DAPAT DIBATALKAN DAN BATAL DEMI HUKUM
Sering terjadi para calon sarjana hukum dan sarjana hukum susah atau kebingungan untuk membedakan “DAPAT DIBATALKAN dan BATAL DEMI HUKUM”, kami akan menjelasakan kembali agar kedepannya tidak salah penafsira serta kebingungan dalam memdefinisakan apa itu dapat dibatalkan dan apa itu batal demi hukum.
Aturan yang melandasi istilah dapat dibatalkan dan batal demi hukum yaitu Pasal 1320 KUHPerdata, pasal tersebut merupakan syarat sahnya perjanjian. Syarat sahnya perjanjian terdapat 4 poin, yaitu:
1. Kesepakatan para pihak dalam perjanjian
2. Kecakapan para piihak dalam perjanjian
3. Suatu hal tertentu
4. Sebab yang halal
Poin satu dan dua adalah syarat subjektif, sedangkan poin tiga dan empat yaitu syarat objektif. Sedangkan dalam hal terdapat kekurangan mengenai syarat subjektif maka suatu perjanjian bukan batal demi hukum tetapi “dapat dimintakan pembatalan” oleh salah satu pihak. Suatu hal yang tidak memenuhi syarat 3 dan 4 akan mengakibatkan perjanjian batal demi hukum.
Perjanjian yang tidak mengandung sesuatu hal yang tertentu dapat dikatakan bahwa perjanjian yang demikian tidak dapat dilaksanakan karena tidak terang apa yang dijanjikan oleh masing-masing pihak. Keadaaan tersebut dapat seketika dilihat oleh hakim. Tentang perjanjian yang isinya tidak halal, teranglah bahwa perjanjian yang demikian itu tidak boleh dilakukan karena melanggar hukum atau kesusilaan.
Tentang perjanjian yang kekurangan syarat-syarat subjektif yang menyangkut kepentingan seseorang, misalnya seorang yang oleh undang-undang dipandang sebagai tidak cakap, atau seorang yang telah memberikan persetujuannya karena khilaf atau tertipu. Kekurangan syarat subjektif itu tidak begitu saja dapat diketahui oleh hakim dan mungkin sekali disangkal oleh pihak lawan sehingga memerlukan pembuktian.
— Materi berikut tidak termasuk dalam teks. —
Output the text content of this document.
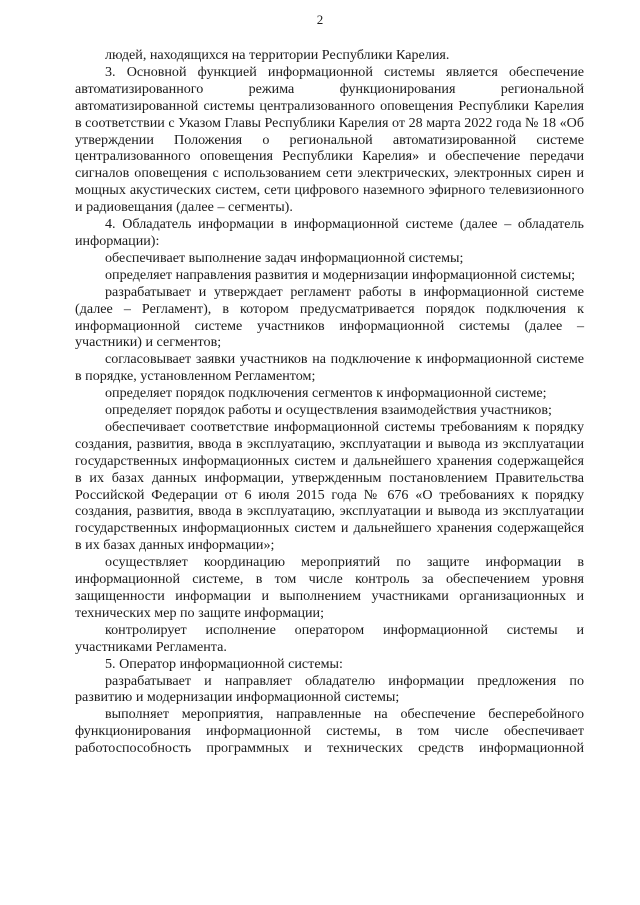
2

людей, находящихся на территории Республики Карелия.

3. Основной функцией информационной системы является обеспечение автоматизированного режима функционирования региональной автоматизированной системы централизованного оповещения Республики Карелия в соответствии с Указом Главы Республики Карелия от 28 марта 2022 года № 18 «Об утверждении Положения о региональной автоматизированной системе централизованного оповещения Республики Карелия» и обеспечение передачи сигналов оповещения с использованием сети электрических, электронных сирен и мощных акустических систем, сети цифрового наземного эфирного телевизионного и радиовещания (далее – сегменты).

4. Обладатель информации в информационной системе (далее – обладатель информации):

обеспечивает выполнение задач информационной системы;

определяет направления развития и модернизации информационной системы;

разрабатывает и утверждает регламент работы в информационной системе (далее – Регламент), в котором предусматривается порядок подключения к информационной системе участников информационной системы (далее – участники) и сегментов;

согласовывает заявки участников на подключение к информационной системе в порядке, установленном Регламентом;

определяет порядок подключения сегментов к информационной системе;

определяет порядок работы и осуществления взаимодействия участников;

обеспечивает соответствие информационной системы требованиям к порядку создания, развития, ввода в эксплуатацию, эксплуатации и вывода из эксплуатации государственных информационных систем и дальнейшего хранения содержащейся в их базах данных информации, утвержденным постановлением Правительства Российской Федерации от 6 июля 2015 года № 676 «О требованиях к порядку создания, развития, ввода в эксплуатацию, эксплуатации и вывода из эксплуатации государственных информационных систем и дальнейшего хранения содержащейся в их базах данных информации»;

осуществляет координацию мероприятий по защите информации в информационной системе, в том числе контроль за обеспечением уровня защищенности информации и выполнением участниками организационных и технических мер по защите информации;

контролирует исполнение оператором информационной системы и участниками Регламента.

5. Оператор информационной системы:

разрабатывает и направляет обладателю информации предложения по развитию и модернизации информационной системы;

выполняет мероприятия, направленные на обеспечение бесперебойного функционирования информационной системы, в том числе обеспечивает работоспособность программных и технических средств информационной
Lalu, bagaimana undang-undang mmeberikan pemahaman mengenai syarat batal dan syarat dapat dibatalkan?
Pasal 1265 KUHPerdata:
“Suatu syarat batal adalah syarat yang bila dipenuhi akan menghapuskan perikatan dan membawa segala sesuatu kembali pada keadaan semula, seolah-olah tidak pernah ada suatu perikatan.”
Pasal 1266 KUHPerdata:
“Syarat batal dianggap selalu dicantumkan dalam persetujuan yang timbal balik, andaikata salah satu pihak tidak memenuhi kewajibannya. Dalam hal demikian persetujuan tidak batal demi hukum, tetapi pembatalan harus dimintakan kepada Pengadilan.”
1454 KUHPerdata:
“Semua syarat yang bertujuan melakukan sesuatu yang tak mungkin terlaksana, sesuatu yang bertentangan dengan kesusilaan yang baik, atau sesuatu yang dilarang oleh undang-undang adalah batal dan mengakibatkan persetujuan yang digantungkan padanya tak berlaku.”
Hukum memandang dan mengakui hak dan kewajiban yang harus dipenuhi terkait dengan syarat subjektif dan objektif, apabila salah satu syarat tersebut tidak terpenuhi maka perjanjian dapat dibatalkan dan batal demi hukum.